La cour d’appel de Paris a rendu son verdict ce mardi 30 juin, en confirmant la condamnation du magazine people Closer à verser 20 000 euros de dommages et intérêts à Florian Philippot. Ce dernier avait été photographié le 12 décembre 2014 en compagnie d’un homme, présenté comme son compagnon, sans son consentement.
EN BREF
- La cour d’appel a condamné Closer pour atteinte à l’intimité de Florian Philippot.
- Le montant des dommages et intérêts s’élève à 20 000 euros.
- Philippot n’avait pas souhaité rendre publique son homosexualité au moment des faits.
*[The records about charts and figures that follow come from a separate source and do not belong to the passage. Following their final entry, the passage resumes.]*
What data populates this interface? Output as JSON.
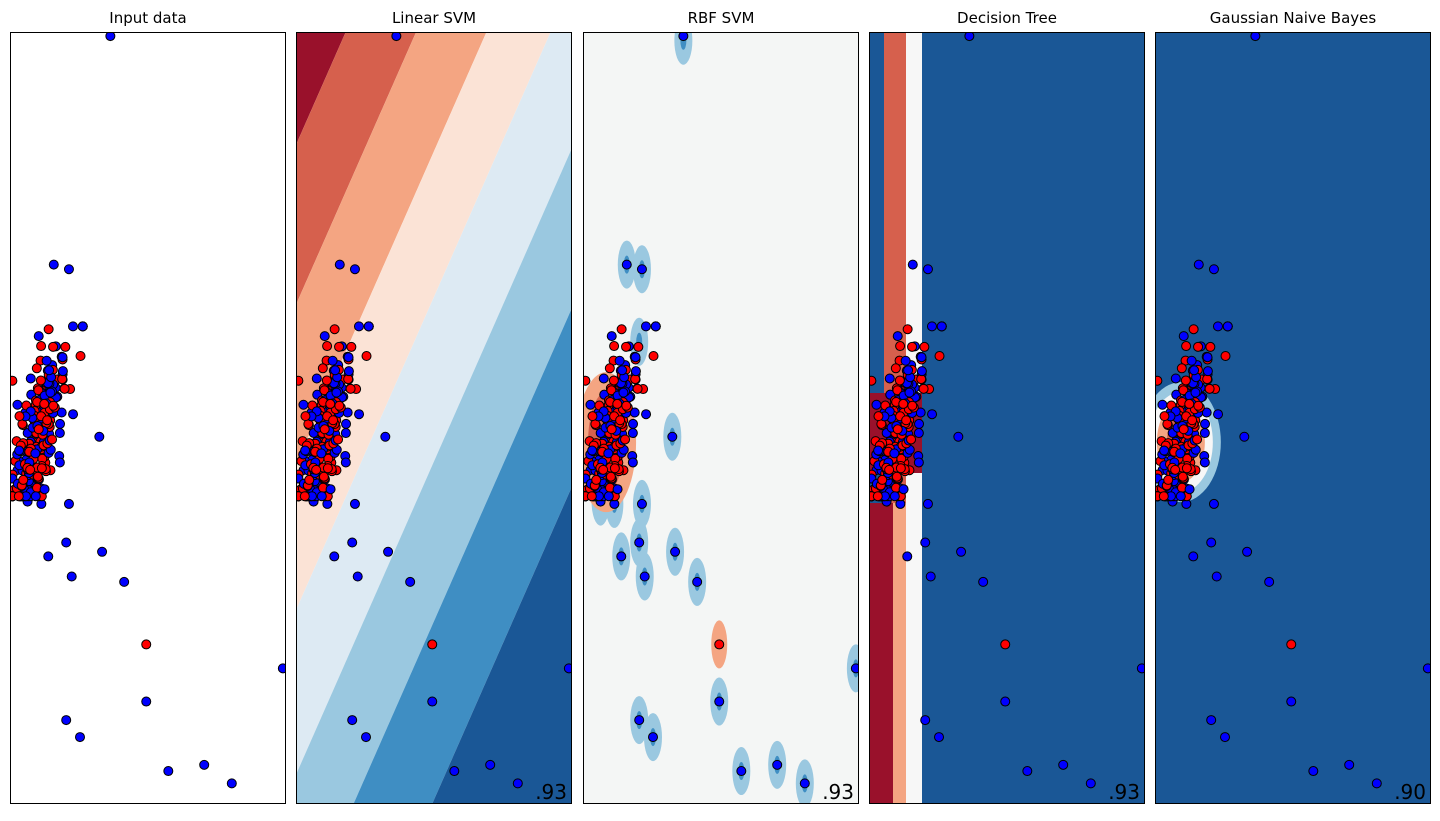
{
  "colors": {
    "class0_point": "#ff0000",
    "class1_point": "#0000ff",
    "edge": "#000000",
    "red_dark": "#99112b",
    "red": "#d6604d",
    "red_light": "#f4a582",
    "red_pale": "#fbe3d6",
    "neutral": "#f4f6f5",
    "blue_pale": "#ddeaf3",
    "blue_light": "#9ac8e0",
    "blue": "#3f8ec3",
    "blue_dark": "#1a5796"
  },
  "chart_data": [
    {
      "type": "scatter",
      "title": "Input data",
      "score": "",
      "background": "none"
    },
    {
      "type": "scatter",
      "title": "Linear SVM",
      "score": ".93",
      "background": "linear"
    },
    {
      "type": "scatter",
      "title": "RBF SVM",
      "score": ".93",
      "background": "rbf"
    },
    {
      "type": "scatter",
      "title": "Decision Tree",
      "score": ".93",
      "background": "tree"
    },
    {
      "type": "scatter",
      "title": "Gaussian Naive Bayes",
      "score": ".90",
      "background": "nb"
    }
  ],
  "points": {
    "note": "data coordinates: x in [0,1] left-to-right, y in [0,1] top-to-bottom",
    "outliers_class1": [
      [
        0.36,
        0.004
      ],
      [
        0.155,
        0.3
      ],
      [
        0.21,
        0.306
      ],
      [
        0.32,
        0.523
      ],
      [
        0.11,
        0.61
      ],
      [
        0.21,
        0.61
      ],
      [
        0.06,
        0.607
      ],
      [
        0.11,
        0.59
      ],
      [
        0.2,
        0.66
      ],
      [
        0.33,
        0.672
      ],
      [
        0.135,
        0.678
      ],
      [
        0.22,
        0.704
      ],
      [
        0.41,
        0.711
      ],
      [
        0.985,
        0.823
      ],
      [
        0.49,
        0.866
      ],
      [
        0.2,
        0.89
      ],
      [
        0.57,
        0.956
      ],
      [
        0.8,
        0.972
      ],
      [
        0.25,
        0.912
      ],
      [
        0.7,
        0.948
      ]
    ],
    "outliers_class0": [
      [
        0.49,
        0.792
      ]
    ]
  }
}
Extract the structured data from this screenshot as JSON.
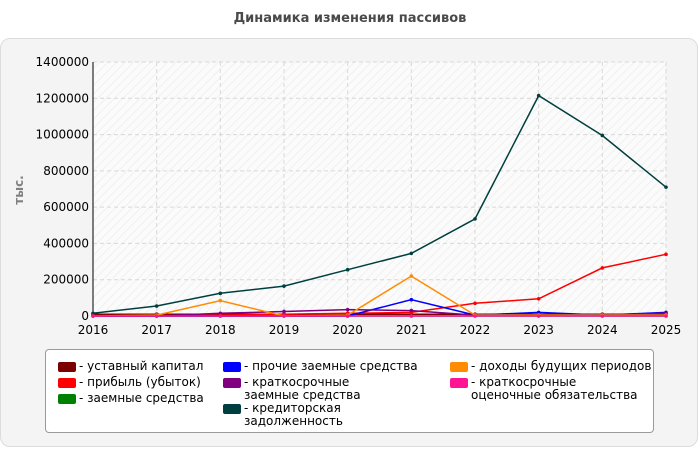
{
  "chart_data": {
    "type": "line",
    "title": "Динамика изменения пассивов",
    "ylabel": "тыс.",
    "xlabel": "",
    "ylim": [
      0,
      1400000
    ],
    "yticks": [
      "0",
      "200000",
      "400000",
      "600000",
      "800000",
      "1000000",
      "1200000",
      "1400000"
    ],
    "y_tick_values": [
      0,
      200000,
      400000,
      600000,
      800000,
      1000000,
      1200000,
      1400000
    ],
    "categories": [
      "2016",
      "2017",
      "2018",
      "2019",
      "2020",
      "2021",
      "2022",
      "2023",
      "2024",
      "2025"
    ],
    "grid": true,
    "legend_position": "bottom",
    "series": [
      {
        "name": "- уставный капитал",
        "color": "#7b0000",
        "values": [
          10000,
          10000,
          10000,
          10000,
          10000,
          10000,
          10000,
          10000,
          10000,
          10000
        ]
      },
      {
        "name": "- прибыль (убыток)",
        "color": "#ff0000",
        "values": [
          2000,
          3000,
          5000,
          10000,
          15000,
          20000,
          70000,
          95000,
          265000,
          340000
        ]
      },
      {
        "name": "- заемные средства",
        "color": "#008000",
        "values": [
          0,
          0,
          0,
          0,
          0,
          0,
          0,
          0,
          0,
          0
        ]
      },
      {
        "name": "- прочие заемные средства",
        "color": "#0000ff",
        "values": [
          0,
          0,
          0,
          0,
          0,
          90000,
          5000,
          20000,
          5000,
          20000
        ]
      },
      {
        "name": "- краткосрочные заемные средства",
        "color": "#800080",
        "values": [
          0,
          0,
          15000,
          25000,
          35000,
          30000,
          5000,
          5000,
          5000,
          15000
        ]
      },
      {
        "name": "- кредиторская задолженность",
        "color": "#003f3f",
        "values": [
          15000,
          55000,
          125000,
          165000,
          255000,
          345000,
          535000,
          1215000,
          995000,
          710000
        ]
      },
      {
        "name": "- доходы будущих периодов",
        "color": "#ff8c00",
        "values": [
          0,
          5000,
          85000,
          0,
          5000,
          220000,
          5000,
          5000,
          5000,
          5000
        ]
      },
      {
        "name": "- краткосрочные оценочные обязательства",
        "color": "#ff1493",
        "values": [
          0,
          0,
          0,
          0,
          0,
          0,
          0,
          0,
          0,
          0
        ]
      }
    ]
  }
}
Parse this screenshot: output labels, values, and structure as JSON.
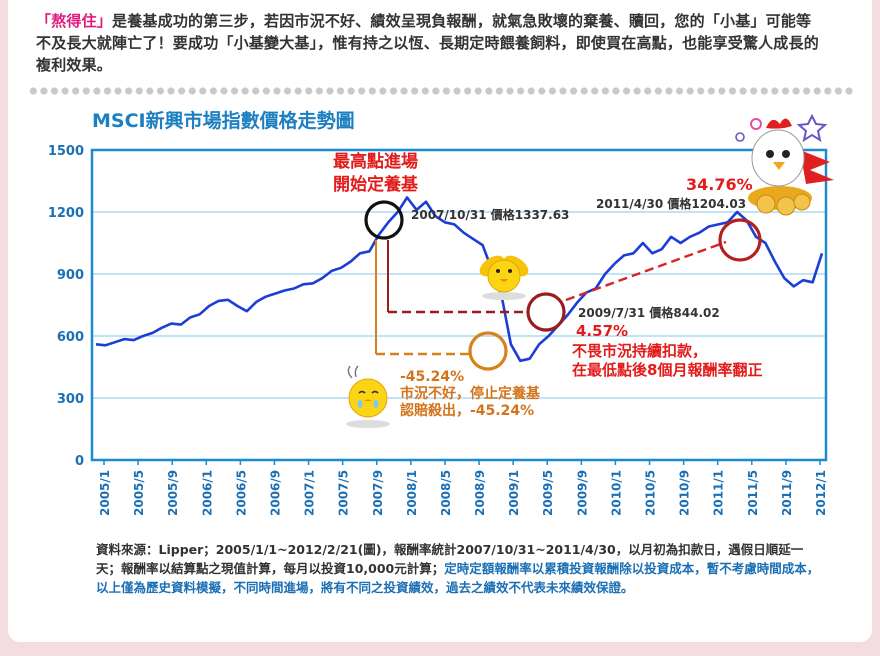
{
  "intro": {
    "highlight": "「熬得住」",
    "text": "是養基成功的第三步，若因市況不好、績效呈現負報酬，就氣急敗壞的棄養、贖回，您的「小基」可能等不及長大就陣亡了！要成功「小基變大基」，惟有持之以恆、長期定時餵養飼料，即使買在高點，也能享受驚人成長的複利效果。"
  },
  "chart_data": {
    "type": "line",
    "title": "MSCI新興市場指數價格走勢圖",
    "ylim": [
      0,
      1500
    ],
    "yticks": [
      0,
      300,
      600,
      900,
      1200,
      1500
    ],
    "xticks": [
      "2005/1",
      "2005/5",
      "2005/9",
      "2006/1",
      "2006/5",
      "2006/9",
      "2007/1",
      "2007/5",
      "2007/9",
      "2008/1",
      "2008/5",
      "2008/9",
      "2009/1",
      "2009/5",
      "2009/9",
      "2010/1",
      "2010/5",
      "2010/9",
      "2011/1",
      "2011/5",
      "2011/9",
      "2012/1"
    ],
    "series": [
      {
        "values": [
          560,
          555,
          570,
          585,
          580,
          600,
          615,
          640,
          660,
          655,
          690,
          705,
          745,
          770,
          775,
          745,
          720,
          765,
          790,
          805,
          820,
          830,
          850,
          855,
          880,
          915,
          930,
          960,
          1000,
          1010,
          1090,
          1150,
          1200,
          1270,
          1210,
          1250,
          1180,
          1150,
          1140,
          1100,
          1070,
          1040,
          920,
          800,
          560,
          480,
          490,
          560,
          600,
          650,
          700,
          760,
          810,
          830,
          900,
          950,
          990,
          1000,
          1050,
          1000,
          1020,
          1080,
          1050,
          1080,
          1100,
          1130,
          1140,
          1150,
          1200,
          1160,
          1080,
          1050,
          960,
          880,
          840,
          870,
          860,
          1000
        ]
      }
    ],
    "color": "#1a3ed6",
    "annotations": [
      {
        "id": "peak",
        "text": "2007/10/31 價格1337.63"
      },
      {
        "id": "low",
        "text": "2009/7/31 價格844.02"
      },
      {
        "id": "end",
        "text": "2011/4/30 價格1204.03"
      },
      {
        "id": "start_label",
        "text": "最高點進場"
      },
      {
        "id": "start_label2",
        "text": "開始定養基"
      },
      {
        "id": "pct_end",
        "text": "34.76%"
      },
      {
        "id": "pct_low",
        "text": "4.57%"
      },
      {
        "id": "keep_1",
        "text": "不畏市況持續扣款，"
      },
      {
        "id": "keep_2",
        "text": "在最低點後8個月報酬率翻正"
      },
      {
        "id": "stop_pct",
        "text": "-45.24%"
      },
      {
        "id": "stop_1",
        "text": "市況不好，停止定養基"
      },
      {
        "id": "stop_2",
        "text": "認賠殺出，-45.24%"
      }
    ]
  },
  "footnote": {
    "plain": "資料來源：Lipper；2005/1/1~2012/2/21(圖)，報酬率統計2007/10/31~2011/4/30，以月初為扣款日，遇假日順延一天；報酬率以結算點之現值計算，每月以投資10,000元計算；",
    "emphasis": "定時定額報酬率以累積投資報酬除以投資成本，暫不考慮時間成本，以上僅為歷史資料模擬，不同時間進場，將有不同之投資績效，過去之績效不代表未來績效保證。"
  }
}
Le magazine, qui avait fait appel de la décision rendue en première instance par le Tribunal de Grande Instance de Paris, s’est dit surpris par le montant des dommages et intérêts, qu’il jugeait excessif par rapport à d’autres affaires similaires impliquant des célébrités. Toutefois, la cour a justifié cette somme par la large diffusion du magazine et le caractère sensationnel de l’article, qui a eu un fort retentissement médiatique.
Les photos publiées par Closer montraient Florian Philippot à Vienne, en compagnie d’un homme dont le visage était flouté. L’article, illustré de plusieurs images, arborait un titre accrocheur : « Oui à l’amour pour tous ».
Dans sa décision, la cour a souligné que Florian Philippot n’avait pas souhaité afficher publiquement son homosexualité à la date de la publication. La révélation de sa vie privée a été faite sans son accord, ce qui constitue une atteinte à son intimité. Grégoire Lafarge, l’avocat de Philippot, a qualifié cette décision de « satisfaisante », saluant la ferme motivation du tribunal sur la traque subie par son client.
Philippot, qui est un acteur clé du Front National, a exprimé sa préoccupation face à cette intrusion dans sa vie personnelle. « Quelle est cette société où l’on peut être traqué et photographié à son insu ? », a-t-il déclaré, dénonçant une dérive vers une « américanisation » de la presse people et une obsession pour le sensationnel.
La défense de Closer avait tenté de justifier la publication des photos en invoquant le droit à la liberté d’expression et en affirmant que les histoires personnelles des politiciens influencent leur choix politiques. Laurence Pieau, la directrice du magazine, avait même affirmé que ces révélations étaient d’un intérêt général. Cependant, la cour a rejeté cette argumentation, affirmant que la motivation de Closer était avant tout de créer un scoop sensationnel.
La cour a donc conclu que la manière dont l’information a été révélée ne relevait pas d’un intérêt légitime du public, et a confirmé l’atteinte à la vie privée de Florian Philippot. Cette décision pourrait avoir des répercussions sur la manière dont les médias traitent les informations personnelles des personnalités publiques, surtout en ce qui concerne leur vie intime.
Cette affaire soulève des questions essentielles sur le respect de la vie privée et les limites de la liberté d’expression dans le domaine de la presse people. La décision de la cour d’appel rappelle que le droit à l’intimité doit primer sur le sensationnel, même pour des personnalités en vue.